We all agree: we must advance women’s rights. But how do we make sure we have money to make it happen?
Tax is central to the delivery of women’s rights all around the world. It is high time to recognise it and make sure that national and international tax rules work for women’s rights – and that this topic becomes a central part of European development policy debates.
This year’s European Development Days, which took place at the beginning of this month in Brussels, brought together over a thousand organisations and inspiring initiatives advancing women’s rights all around the world. We loved seeing the diversity and innovation among them.
What was less present were discussions about how to sustainably finance it all. A few sessions focused on the crucial topic of gender budgeting, discussing how to make sure that the allocation of public funds is distributed fairly and will reduce gender inequalities. Few discussions, however, covered the issue of how to raise this revenue - and how the way in which public resources are mobilised affects women. In other words: gender-sensitive taxation.
Surprisingly, yet again, tax – the most sustainable, reliable and democratic way of funding development and human rights - was rarely mentioned at the EDDs despite being an absolutely crucial topic in this context. How tax is raised and spent is central to women’s rights, and arguably more important to women than men. Women tend to depend more on public services, due to their reproductive health needs and unequal distribution of unpaid care work. Governments also need to provide services that prevent and respond to the high levels of violence that women face in both domestic and public spheres. This is why the amount of public revenue available for public services matters so much and why issues such as tax dodging by companies and individuals are crucial to the fight for women’s rights.
But how this revenue is raised matters too. While explicit gender bias is uncommon in tax policies, most countries’ tax systems contain implicit biases. Differences between men’s and women’s employment, income and spending patterns as well as asset and land ownership mean that different types of taxes affect the sexes differently. Consumption taxes (such as value-added tax [VAT]) are often regressive and have an implicit gender bias that works against women. Because women are over-represented among the poor and often spend a higher proportion of their income on goods and services (which are subject to VAT) for their families, this means women will likely pay a higher proportion of their income in consumption tax than men. While because men are over-represented among the rich and owners of assets and land, personal income tax and property taxes would usually affect them more, but these progressive taxes sometimes do not exist and in the case of personal income tax there can be significant tax gaps (where taxpayers either evade or avoid their taxes).

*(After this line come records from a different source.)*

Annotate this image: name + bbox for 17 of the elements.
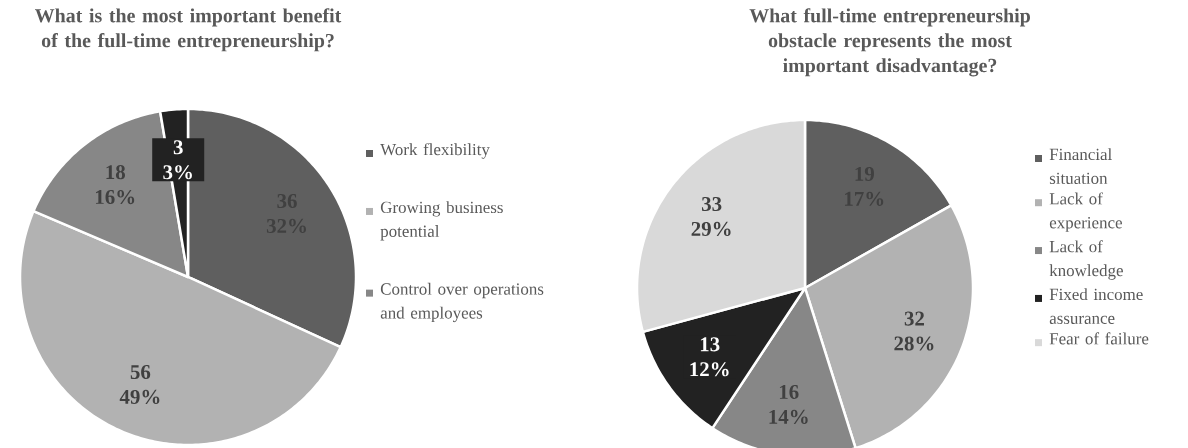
- legend-label: Fixed income assurance: [1049, 288, 1143, 324]
- data-label: 18 16%: [95, 165, 135, 205]
- data-label: 3 3%: [163, 140, 192, 180]
- legend-label: Financial situation: [1049, 148, 1112, 185]
- data-label: 56 49%: [119, 364, 160, 405]
- chart-title: What full-time entrepreneurship obstacle represents the most important disadvantage?: [749, 8, 1030, 77]
- data-label: 16 14%: [769, 384, 808, 424]
- data-label: 32 28%: [894, 311, 934, 351]
- chart-title: What is the most important benefit of the full-time entrepreneurship?: [34, 8, 342, 52]
- legend-label: Lack of experience: [1049, 192, 1122, 232]
- legend-label: Fear of failure: [1049, 332, 1149, 345]
- legend-label: Control over operations and employees: [380, 282, 544, 323]
- legend-label: Growing business potential: [380, 201, 503, 241]
- data-label: 33 29%: [691, 196, 731, 237]
- data-label: 13 12%: [690, 337, 729, 377]
- legend-label: Work flexibility: [380, 143, 490, 159]
- legend-label: Lack of knowledge: [1049, 240, 1123, 280]
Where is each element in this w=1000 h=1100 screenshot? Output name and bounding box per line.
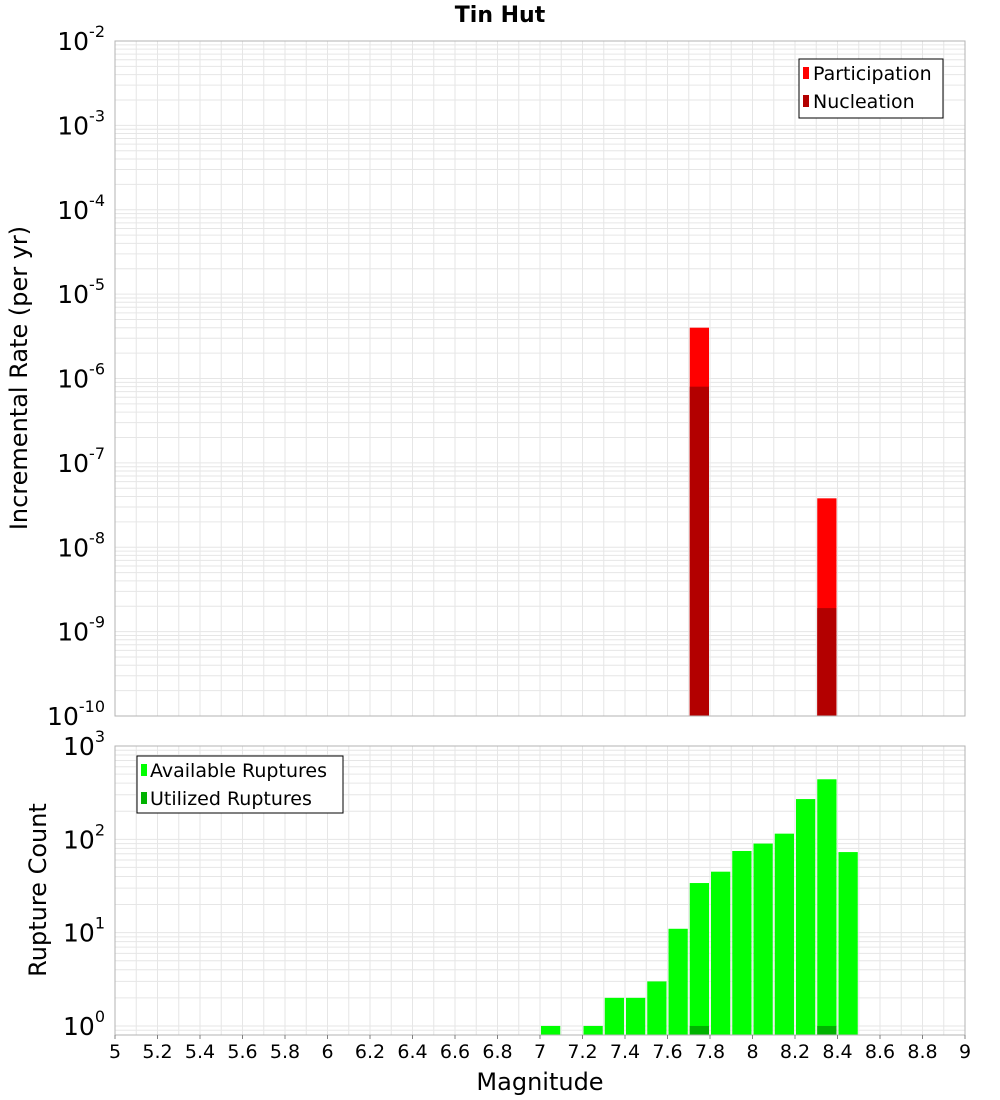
utilized-ruptures-bar: [689, 1025, 709, 1035]
x-tick-label: 6.4: [397, 1041, 427, 1063]
x-tick-label: 5.8: [270, 1041, 300, 1063]
available-ruptures-bar: [647, 981, 667, 1035]
x-tick-label: 8.6: [865, 1041, 895, 1063]
x-tick-label: 9: [959, 1041, 971, 1063]
x-tick-label: 5.6: [227, 1041, 257, 1063]
available-swatch: [141, 764, 147, 776]
available-ruptures-bar: [541, 1025, 561, 1035]
available-ruptures-bar: [689, 883, 709, 1035]
legend-participation: Participation: [813, 63, 932, 85]
participation-swatch: [803, 67, 809, 79]
x-tick-label: 8.2: [780, 1041, 810, 1063]
utilized-ruptures-bar: [817, 1025, 837, 1035]
x-tick-label: 7.4: [610, 1041, 640, 1063]
y-tick-label: 10-4: [57, 191, 105, 225]
count-y-axis-label: Rupture Count: [24, 803, 52, 977]
count-legend-box: [136, 755, 344, 814]
y-tick-label: 102: [63, 820, 105, 854]
rate-legend: Participation Nucleation: [798, 58, 944, 119]
rate-panel: 10-2 10-3 10-4 10-5 10-6 10-7 10-8 10-9 10-10 In…: [5, 22, 966, 731]
x-tick-label: 7.6: [652, 1041, 682, 1063]
x-tick-label: 6.8: [482, 1041, 512, 1063]
legend-available: Available Ruptures: [150, 760, 327, 782]
available-ruptures-bar: [604, 997, 624, 1035]
y-tick-label: 10-3: [57, 106, 105, 140]
legend-utilized: Utilized Ruptures: [150, 788, 312, 810]
count-y-ticks: 103 102 101 100: [63, 727, 105, 1041]
count-bars: [541, 779, 858, 1035]
legend-nucleation: Nucleation: [813, 91, 915, 113]
available-ruptures-bar: [711, 871, 731, 1035]
y-tick-label: 10-9: [57, 613, 105, 647]
x-axis-label: Magnitude: [476, 1068, 603, 1096]
x-tick-label: 5.4: [185, 1041, 215, 1063]
available-ruptures-bar: [626, 997, 646, 1035]
available-ruptures-bar: [796, 799, 816, 1035]
y-tick-label: 10-7: [57, 444, 105, 478]
nucleation-bar: [689, 386, 709, 716]
y-tick-label: 101: [63, 914, 105, 948]
rate-plot-frame: [114, 40, 966, 717]
rate-legend-box: [798, 58, 944, 119]
y-tick-label: 100: [63, 1007, 105, 1041]
y-tick-label: 10-6: [57, 360, 105, 394]
x-tick-label: 7.8: [695, 1041, 725, 1063]
available-ruptures-bar: [838, 852, 858, 1035]
available-ruptures-bar: [753, 843, 773, 1035]
magnitude-x-ticks: 5 5.2 5.4 5.6 5.8 6 6.2 6.4 6.6 6.8 7 7.2 7.4 7.6 7.8 8…: [109, 1035, 971, 1063]
rate-bars: [689, 327, 837, 716]
utilized-swatch: [141, 792, 147, 804]
x-tick-label: 5: [109, 1041, 121, 1063]
y-tick-label: 10-10: [47, 697, 105, 731]
available-ruptures-bar: [583, 1025, 603, 1035]
x-tick-label: 6: [321, 1041, 333, 1063]
x-tick-label: 6.2: [355, 1041, 385, 1063]
count-legend: Available Ruptures Utilized Ruptures: [136, 755, 344, 814]
nucleation-bar: [817, 608, 837, 716]
available-ruptures-bar: [668, 928, 688, 1035]
y-tick-label: 103: [63, 727, 105, 761]
x-tick-label: 5.2: [142, 1041, 172, 1063]
rate-y-ticks: 10-2 10-3 10-4 10-5 10-6 10-7 10-8 10-9 10-10: [47, 22, 105, 731]
x-tick-label: 6.6: [440, 1041, 470, 1063]
x-tick-label: 8: [746, 1041, 758, 1063]
x-tick-label: 8.8: [907, 1041, 937, 1063]
chart-title: Tin Hut: [455, 3, 546, 28]
y-tick-label: 10-8: [57, 528, 105, 562]
y-tick-label: 10-5: [57, 275, 105, 309]
available-ruptures-bar: [817, 779, 837, 1035]
x-tick-label: 7.2: [567, 1041, 597, 1063]
available-ruptures-bar: [774, 833, 794, 1035]
available-ruptures-bar: [732, 850, 752, 1035]
count-panel: 103 102 101 100 5 5.2 5.4 5.6 5.8 6 6.2 6.4 6.6 6.8 7…: [24, 727, 971, 1096]
count-grid: [115, 746, 965, 1035]
rate-grid: [115, 41, 965, 716]
nucleation-swatch: [803, 95, 809, 107]
y-tick-label: 10-2: [57, 22, 105, 56]
rate-y-axis-label: Incremental Rate (per yr): [5, 226, 33, 530]
x-tick-label: 8.4: [822, 1041, 852, 1063]
x-tick-label: 7: [534, 1041, 546, 1063]
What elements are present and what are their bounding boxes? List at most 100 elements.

These are just some of the considerations ActionAid discusses in the ‘Making tax work for women’s rights’ report – and that we further explored in our panel debate at this year’s EDDs under the same title. We will continue our work in this area – firstly with a new report, to be published soon, including recommendations for how the IMF could improve its advice around gender-responsive fiscal policies. Secondly, we hope to discuss how EU development policies are going to include tax and women’s rights over the coming year as well as hear more talk about tax at the next EDDs.